しかし、最近の武道は果たして武道と呼べるのか。20年前と比べると大きく変わってきているのではないか。
近年メディアに取り上げられている武道のほとんどは私が学んできたものとは大きく違い、よりスポーツ色の強いものが増えてきている。
一昔前なら大目玉を食らうような足の動きも今や推奨されるようになった。武道の形は変わってきている。
あくまでメディアやお世話になっている道場での話だが、「身体を動かす楽しさを求めて」来ている人間が増えた。時代というものかもしれないし、私がよく会う方々の多くがそのような目的を持ってきているだけかもしれない。何年経ってもあまり動きにキメがなく、ただ年と共に級が上がっていくだけなのだ。
身近な人々を見てますます武道のスポーツ化が進んでいると実感した。
しかしそう結論づけるのは時期尚早かもしれないと最近思い始めた。なぜなら武道とスポーツの違いを発見したからだ。
それは見た目の形ではなく、門下生の心構えにあった。
数年一緒に汗を流している年配の方々の動きが変わってきたのを感じた。胴着や帯が擦れる音にキレが増してきたのだった。それだけではない、彼らの動きが武道の教えに沿ったものになってきたのだ。

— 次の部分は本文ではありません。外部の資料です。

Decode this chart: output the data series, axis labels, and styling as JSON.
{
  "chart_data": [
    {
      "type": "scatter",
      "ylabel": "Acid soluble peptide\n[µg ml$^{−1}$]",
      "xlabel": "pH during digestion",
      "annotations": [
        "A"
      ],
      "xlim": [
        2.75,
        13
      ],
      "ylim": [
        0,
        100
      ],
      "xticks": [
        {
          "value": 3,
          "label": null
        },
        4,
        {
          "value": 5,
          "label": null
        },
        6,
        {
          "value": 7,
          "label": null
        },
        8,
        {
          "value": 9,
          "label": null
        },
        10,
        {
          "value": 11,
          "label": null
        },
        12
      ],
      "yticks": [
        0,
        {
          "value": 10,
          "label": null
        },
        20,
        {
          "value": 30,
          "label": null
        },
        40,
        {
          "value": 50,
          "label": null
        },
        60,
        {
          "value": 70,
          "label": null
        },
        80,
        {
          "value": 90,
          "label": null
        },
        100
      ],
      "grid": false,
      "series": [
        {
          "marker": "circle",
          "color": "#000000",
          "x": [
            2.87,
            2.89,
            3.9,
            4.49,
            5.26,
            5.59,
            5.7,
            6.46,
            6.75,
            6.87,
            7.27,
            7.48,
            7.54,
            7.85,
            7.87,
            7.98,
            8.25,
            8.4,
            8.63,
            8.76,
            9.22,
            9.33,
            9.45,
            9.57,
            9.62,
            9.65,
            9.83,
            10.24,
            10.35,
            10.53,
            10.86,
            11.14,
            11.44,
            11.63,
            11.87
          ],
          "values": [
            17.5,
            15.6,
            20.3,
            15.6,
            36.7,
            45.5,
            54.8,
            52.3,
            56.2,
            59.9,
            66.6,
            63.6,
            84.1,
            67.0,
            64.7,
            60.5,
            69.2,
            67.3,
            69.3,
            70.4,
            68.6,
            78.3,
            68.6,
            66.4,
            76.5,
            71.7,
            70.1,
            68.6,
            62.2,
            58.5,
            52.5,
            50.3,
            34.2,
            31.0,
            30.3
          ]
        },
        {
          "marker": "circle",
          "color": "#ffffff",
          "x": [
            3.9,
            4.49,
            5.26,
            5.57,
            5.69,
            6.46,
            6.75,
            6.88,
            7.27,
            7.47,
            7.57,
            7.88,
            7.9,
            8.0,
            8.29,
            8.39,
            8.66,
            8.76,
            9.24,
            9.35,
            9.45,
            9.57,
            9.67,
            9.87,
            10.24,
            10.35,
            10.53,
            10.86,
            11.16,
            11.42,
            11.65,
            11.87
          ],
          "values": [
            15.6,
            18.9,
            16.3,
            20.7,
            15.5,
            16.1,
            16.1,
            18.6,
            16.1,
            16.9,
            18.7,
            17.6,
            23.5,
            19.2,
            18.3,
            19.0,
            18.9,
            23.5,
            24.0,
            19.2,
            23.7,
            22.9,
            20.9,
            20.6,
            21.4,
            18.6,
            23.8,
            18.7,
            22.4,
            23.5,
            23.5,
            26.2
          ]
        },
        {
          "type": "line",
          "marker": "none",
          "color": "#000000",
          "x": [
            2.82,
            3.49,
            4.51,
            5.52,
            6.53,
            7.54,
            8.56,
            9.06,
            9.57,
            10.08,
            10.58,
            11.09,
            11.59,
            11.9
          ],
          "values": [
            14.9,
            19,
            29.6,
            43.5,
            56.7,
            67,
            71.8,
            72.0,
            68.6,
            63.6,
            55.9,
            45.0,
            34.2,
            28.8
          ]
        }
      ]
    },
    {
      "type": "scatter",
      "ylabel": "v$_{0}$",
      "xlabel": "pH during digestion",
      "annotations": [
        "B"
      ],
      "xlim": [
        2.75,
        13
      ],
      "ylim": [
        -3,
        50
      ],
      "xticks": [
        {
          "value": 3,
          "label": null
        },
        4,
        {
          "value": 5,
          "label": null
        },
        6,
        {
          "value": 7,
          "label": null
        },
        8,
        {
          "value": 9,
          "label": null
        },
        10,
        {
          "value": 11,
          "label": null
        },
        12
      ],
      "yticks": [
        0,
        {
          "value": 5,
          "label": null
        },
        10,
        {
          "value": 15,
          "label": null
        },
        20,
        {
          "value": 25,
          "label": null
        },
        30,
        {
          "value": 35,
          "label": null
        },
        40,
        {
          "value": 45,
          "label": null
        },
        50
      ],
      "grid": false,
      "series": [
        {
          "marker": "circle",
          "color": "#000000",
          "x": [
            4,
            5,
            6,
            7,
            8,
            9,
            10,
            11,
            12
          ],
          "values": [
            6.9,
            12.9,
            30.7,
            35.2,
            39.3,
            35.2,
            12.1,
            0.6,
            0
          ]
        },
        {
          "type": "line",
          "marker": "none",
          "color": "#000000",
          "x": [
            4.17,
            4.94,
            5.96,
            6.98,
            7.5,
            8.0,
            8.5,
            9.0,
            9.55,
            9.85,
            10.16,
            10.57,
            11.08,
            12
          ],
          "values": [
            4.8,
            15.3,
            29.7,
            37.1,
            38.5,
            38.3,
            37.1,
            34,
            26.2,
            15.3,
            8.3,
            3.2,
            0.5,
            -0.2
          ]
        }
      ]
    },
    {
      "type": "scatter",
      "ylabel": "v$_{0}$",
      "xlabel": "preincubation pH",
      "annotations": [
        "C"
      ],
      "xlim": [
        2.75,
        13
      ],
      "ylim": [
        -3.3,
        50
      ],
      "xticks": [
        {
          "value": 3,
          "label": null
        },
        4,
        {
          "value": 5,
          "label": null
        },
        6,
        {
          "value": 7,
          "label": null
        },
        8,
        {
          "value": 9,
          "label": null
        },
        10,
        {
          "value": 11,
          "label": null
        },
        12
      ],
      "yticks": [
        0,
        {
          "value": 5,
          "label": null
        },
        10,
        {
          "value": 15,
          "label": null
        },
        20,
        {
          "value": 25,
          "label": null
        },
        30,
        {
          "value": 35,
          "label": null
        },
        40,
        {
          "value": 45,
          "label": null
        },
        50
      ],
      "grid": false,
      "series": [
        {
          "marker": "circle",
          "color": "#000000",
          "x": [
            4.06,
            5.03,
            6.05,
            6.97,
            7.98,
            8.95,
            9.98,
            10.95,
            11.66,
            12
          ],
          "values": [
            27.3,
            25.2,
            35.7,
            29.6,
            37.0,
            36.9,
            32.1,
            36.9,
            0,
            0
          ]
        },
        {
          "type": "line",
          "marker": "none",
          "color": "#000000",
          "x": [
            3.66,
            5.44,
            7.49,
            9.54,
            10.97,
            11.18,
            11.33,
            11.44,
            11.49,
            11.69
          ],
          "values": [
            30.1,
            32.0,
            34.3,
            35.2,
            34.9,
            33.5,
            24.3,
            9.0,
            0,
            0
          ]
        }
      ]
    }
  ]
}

これは単に慣れではなく、各自目標意識を持って聞いたからだと思う。
早く上に行くには、早くものにするには、指導員や先輩の動きを真似るだけではダメなのだ。
動きの意味、使う体の部位、呼吸の大事さや
それらを頭ではなく直感で無意識に制御し、さらには己の体にあったものに変えなくてはならない。ただ拳を出すだけ、足を動かすだけでは1発食らってしまうのだ。
その動きは私が幼少期に伝授された武道の教えそのものだった。
武道とスポーツの違いの一つに「相手を仕留める」があると私は思っている。スポーツのような動きでは力の入り具合や感覚が不充分なのだ。下手をしたら稽古中に自分か相手が大きな怪我をするかもしれないのだ。
武の道を進んでいくには、やはりスポーツとの決別が必要なのだと最近思った。勘違いしてほしくないのだが、決別は意識して行うものではないのだ。無心で稽古に励み、継続は力也を実践し、ある日自分なりの形が出来上がる。その時人は武道とスポーツの違いを見ることができるのではないかと思っている。
ちなみに私は今も鍛錬中の身である。